While modern LLMs are powerful tools, they often struggle to provide accurate, consistent and contextually relevant responses. This necessitates the use of methods like retrieval augmented generation (RAG), a method that queries external knowledge sources such as databases and articles as supplementary info for the LLM.
These additional references reduces the inherent randomness of LLM outputs and produces contextually rich responses. This has emerged as a common approach to building AI assistants for most businesses.
However, while many businesses manage to leverage RAG to create promising LLM proof-of-concepts, the leap to production often remains elusive. From developing chatbots for our customers, we’ve learned firsthand that there are three major challenges in the way of production-ready LLM applications:
In this post, we'll delve into these challenges and share our hard-won learnings from working with enterprise-grade chatbots, particularly those powered by GPT-3.5 Turbo and Retrieval Augmented Generation (RAG) systems.
Building an effective AI chatbot requires carefully tuning prompts and providing the right context using RAG to produce good responses. This tuning process is more art than science - you need to quickly iterate and test different prompt and context variations to get the desired output.
For example, what we found was that giving the LLM a persona e.g. "You are a helpful shop assistant that only provides replies that you are 100% sure of" goes a long way in improving chatbot performance.

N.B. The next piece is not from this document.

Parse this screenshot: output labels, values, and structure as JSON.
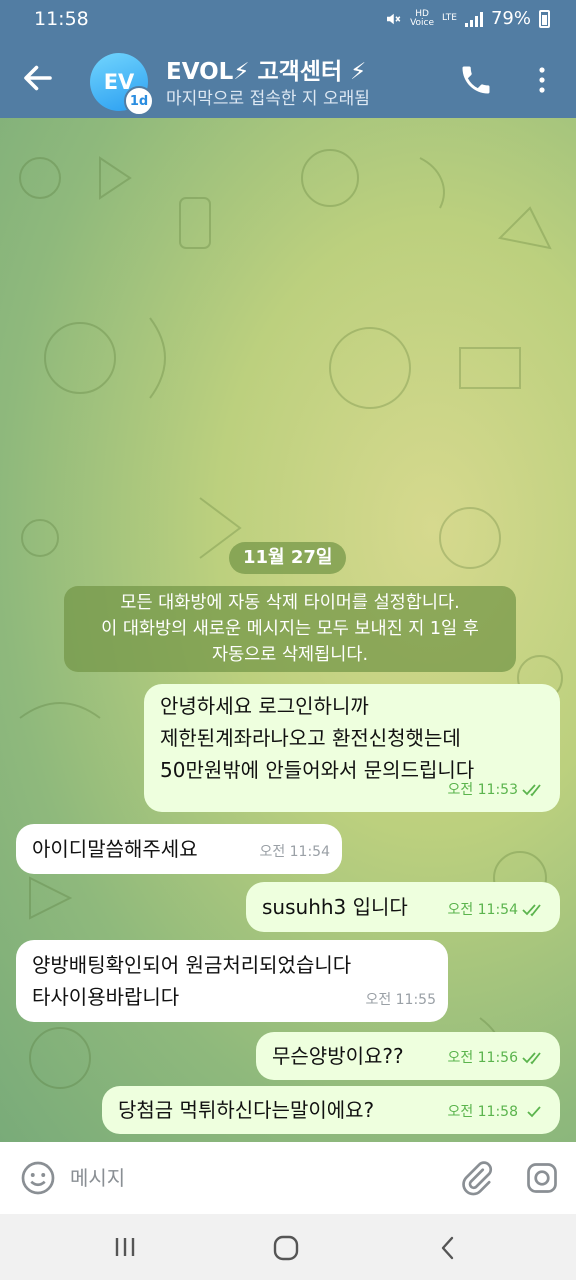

The non-deterministic nature of large language models like GPT-3.5 makes this process tricky. Even for the same input query, you may get different responses each time, demanding constant iteration and testing.
LLMs, though powerful, can sometimes generate erroneous or "hallucinate" results. For critical actions in a production environment, routing these scenarios to a human-in-the-loop (HITL) or a conventional keyword-matching approach becomes essential.
The architecture diagram above highlights our approach to using these methods in our chatbot. Steps 1-4 illustrates our implemented RAG approach to reduce hallucination.
Initially, we had trouble retrieving the right context based on the query. However, we managed to overcome this by using a separate embedding model that specialises in context retrieval, text-ada-002.
Steps 4-5 involve feeding retrieved context and our query into our LLM, based on GPT-3.5 Turbo to generate the answer.
In our case, we often encounter the scenario where the retrieved context is correct but the LLM still manages to hallucinate when synthesizing the response (see step 4 & 5 in the architecture diagram). We dealt with this by implementing a keyword-matching function to verify the output accuracy.
For some other cases, where this approach falls short, an alternative system of model implementation or prompting might be required. This system also needs to know how to discern and route different scenarios. This makes tailoring chatbots to novel use cases challenging.
You first need to deeply understand the new use cases, evaluate where the base system fails and then determine how to route those failure cases to a human or an alternate model. Comprehensive testing is also needed to catch edge cases where routing might fail.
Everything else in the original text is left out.